İslamcıların politik uygulamalarının hiç de burjuva anlamda da olsa demokrasiyi
geliştirici değil kendi iktidarlarını sağlamlaştırıcı olduğu liberaller ve
avanak solcular yaşayarak öğrendiler. Artık köprü geçilmişti "ayıya ayı"
demenin hiç bir sakıncası yoktu.
İslam öyle bir ideolojidir ki herkesi
kucaklamaktan, iktidarı paylaşmaktan çok ama çok uzaktır. Her İslamcı tarikat
diğer tarikatı zararlı olarak görür. Onun için Tanrı adına onu yola getirmek
görevini üstlenir. İslam'a zararlı gördükleriyle elindeki olanakları paylaşmak
büyük bir günahtır, kötülüktür. Bu dünyadaki bütün kötülüklerden arınmak,
sapmış olanlardan uzak kalmak inancın getirdiği katı koşuldur. Onun için İslam
tarikatları iktidar için savaşırlar. Bir milyar altı yüz bin nüfusa sahip İslam
âleminin birbirini sürekli boğazlaması, sürekli çatışma, hatta savaş halinde
olması uzlaşmaz ve hoşgörüsüz olmasındandır.
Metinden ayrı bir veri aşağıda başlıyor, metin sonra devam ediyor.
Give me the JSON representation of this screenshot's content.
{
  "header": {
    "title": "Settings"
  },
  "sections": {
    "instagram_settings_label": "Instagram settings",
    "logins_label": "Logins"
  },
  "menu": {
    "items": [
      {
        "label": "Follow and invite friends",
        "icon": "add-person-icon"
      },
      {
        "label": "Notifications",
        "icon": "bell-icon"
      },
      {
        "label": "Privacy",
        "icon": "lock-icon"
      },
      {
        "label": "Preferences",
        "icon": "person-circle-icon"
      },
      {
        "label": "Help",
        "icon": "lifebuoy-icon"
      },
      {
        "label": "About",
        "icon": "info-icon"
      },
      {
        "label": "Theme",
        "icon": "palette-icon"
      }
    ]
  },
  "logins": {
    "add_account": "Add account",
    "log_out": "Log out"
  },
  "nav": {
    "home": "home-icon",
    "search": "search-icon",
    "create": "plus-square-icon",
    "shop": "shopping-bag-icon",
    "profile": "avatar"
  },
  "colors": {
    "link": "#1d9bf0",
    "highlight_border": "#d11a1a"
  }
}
Bu yüzden kimi İslam entilijanyası
mensupları Habervaktim sitesinin yazarı Mustafa Durdu gibi demokrasinin İslam
ile bağdaşmadığını açık açık yazmaktadırlar.
12 Eylül anayasa referandumu
sonrası İslamcı klikler birbirini tasfiye daha doğrusu ilk aşama için teslim
alma veya kendilerine biat ettirme sürecine girdiler. En çok da cemaat ile
Erdoğan/Davutoğlu kliği arasındaki çatışmaya yakın tanıklık ettik. Diğer klik de
(Yeni Osmanlıların mandacıları) öne çıkmayarak sinsice özellikle Erdoğan'ın
yanlış yaptığı ve eksik bıraktığında tüm topluma uzlaşmacı yaklaşımlarda
bulunarak ve aynı zamanda cemaatin desteğini alarak politika yürütmekte
olduğuna tanıklık etmeye başladık. Kliklerin iktidar kavgası içinde
bulunduğumuz bu aşamanın çok denklemli, çok çelişkili, çok değişkenli bir süreç
olduğu görülüyor. Ama sonuçta filler tepişiyor olan yine çimlere oluyor.